Demo Walkthrough¶
This page documents an example multi-agent scenario built on top of SHADI. It is useful for validating the runtime end to end, but it is not the default operating model for every SHADI deployment.
The example scenario uses two SecOps agents and one human-facing Avatar agent in the same SLIM group channel, backed by a local SLIM node.
Note
Use this walkthrough when you want to exercise SHADI with a realistic multi-agent workflow. For the core runtime model, start with Getting Started, Operations, and Architecture.
Scenario Overview¶
In this example, SHADI is responsible for:
- storing shared secrets and identity material
- applying sandbox policy before each agent starts
- brokering the local runtime environment for the demo agents
The workload-specific behavior comes from the demo agents themselves:
- Avatar acts as the human-facing entry point
- the SecOps agents perform scanning and remediation planning
- SLIM provides the transport between participants
1) Start a local SLIM node¶
Use the launcher to start the local SLIM instance configured for the demo:
just launch-slim-example
2) Seed SLIM shared secret in SHADI¶
Both SecOps agents and the Avatar agent use the same shared secret stored in SHADI. Import it once using the bootstrap script:
export SHADI_OPERATOR_PRESENTATION="local-operator"
export SLIM_SHARED_SECRET="$(openssl rand -hex 32)"
just import-secops-secrets
3) Run two SecOps agents on the same channel¶
The demo ships per-agent configs under ./.tmp.

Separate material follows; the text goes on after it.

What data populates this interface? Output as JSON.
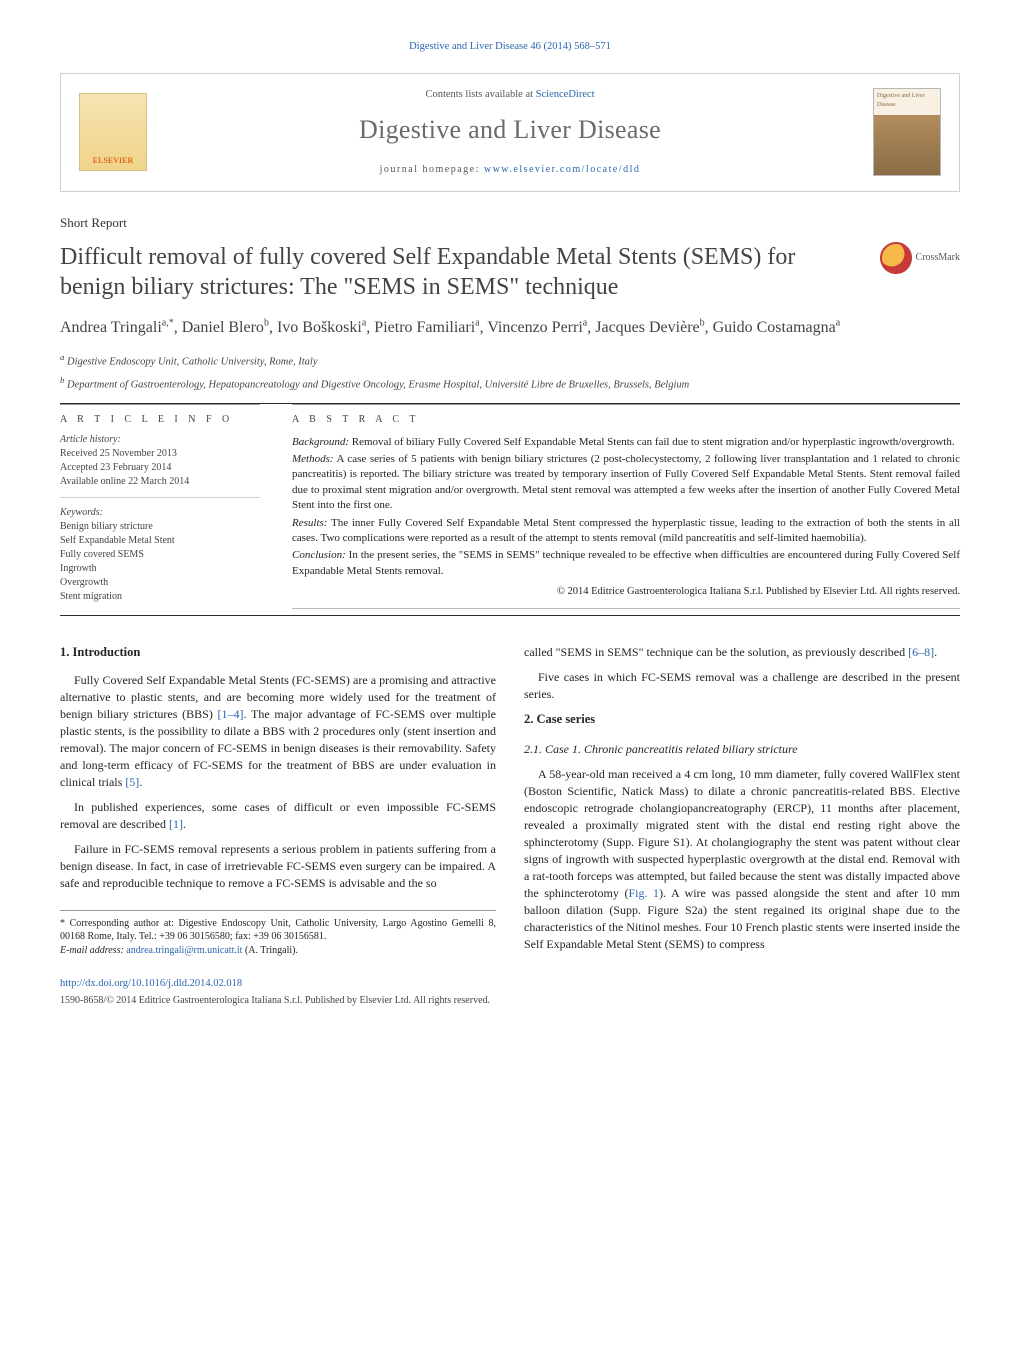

Start each agent in its own
terminal:
just launch-secops-a2a-example
To start a second agent, set SHADI_AGENT_ID=secops-b and point
SHADI_SECOPS_CONFIG to ./.tmp/secops-b.toml before running the launcher.
If you want the SecOps side to open PRs, also set:
export SHADI_HUMAN_GITHUB="your-github-handle"
4) Connect as a human using the Avatar ADK agent¶
just launch-avatar-example
In the Avatar prompt, ask for actions like:
scan dependabot for the allowlist
report
For remediation flows, ask for something like:
scan dependabot for the allowlist and remediate actionable findings
Container findings now come back as rebuild or base-image refresh guidance rather than Dockerfile package-layer edits.
5) Key and DID utilities¶
SHADI can ingest OpenPGP keys without shelling out to gpg. Store a human
OpenPGP secret key, then derive an agent DID and keypair in the secret store:
cargo run -p shadictl -- \
put-key --key human/gpg --in /path/to/human-secret.asc
cargo run -p shadictl -- \
derive-agent-did \
--secret human/gpg \
--name agent-a \
--prefix agents \
--out agent-a.did.json
You can also create a DID document from a public OpenPGP key file:
cargo run -p shadictl -- \
did-from-gpg --in /path/to/human-public.asc --out human.did.json
Notes:
- Keys and DIDs are stored in the SHADI secret store.
- OpenPGP parsing uses sequoia-openpgp, not the OS gpg binary.
Scenario Notes¶
- The SecOps A2A servers and Avatar agent share the same SLIM endpoint and shared secret in SHADI.
- Adjust
secops.tomlor the per-agent configs if you want different identities or endpoints.
Using 1Password instead of the OS keychain¶
All steps in this example scenario work with 1Password as the secret backend. Export the following before running the walkthrough:
export SHADI_SECRET_BACKEND=onepassword
export SHADI_OP_VAULT=shadi # optional, default: shadi
The op CLI (1Password CLI v2) must be installed and authenticated (or set
OP_SERVICE_ACCOUNT_TOKEN for headless/CI use). Then run every step above
exactly as written. The bootstrap and launch helpers will store and retrieve
secrets from the 1Password vault instead of the OS keychain.
The launchers pre-read the required 1Password items before entering the sandbox.
This avoids the common failure mode where the op background prompt or daemon
startup is blocked by sandbox policy.
Troubleshooting¶
- If
launch_secops_a2a.shfails under the 1Password backend, confirm that theopCLI is authenticated for the selected account and vault. - If Avatar reports a SLIM session handshake failure, verify that the SecOps A2A server is already running and that both terminals use the same shared secret, identity, endpoint, and TLS files.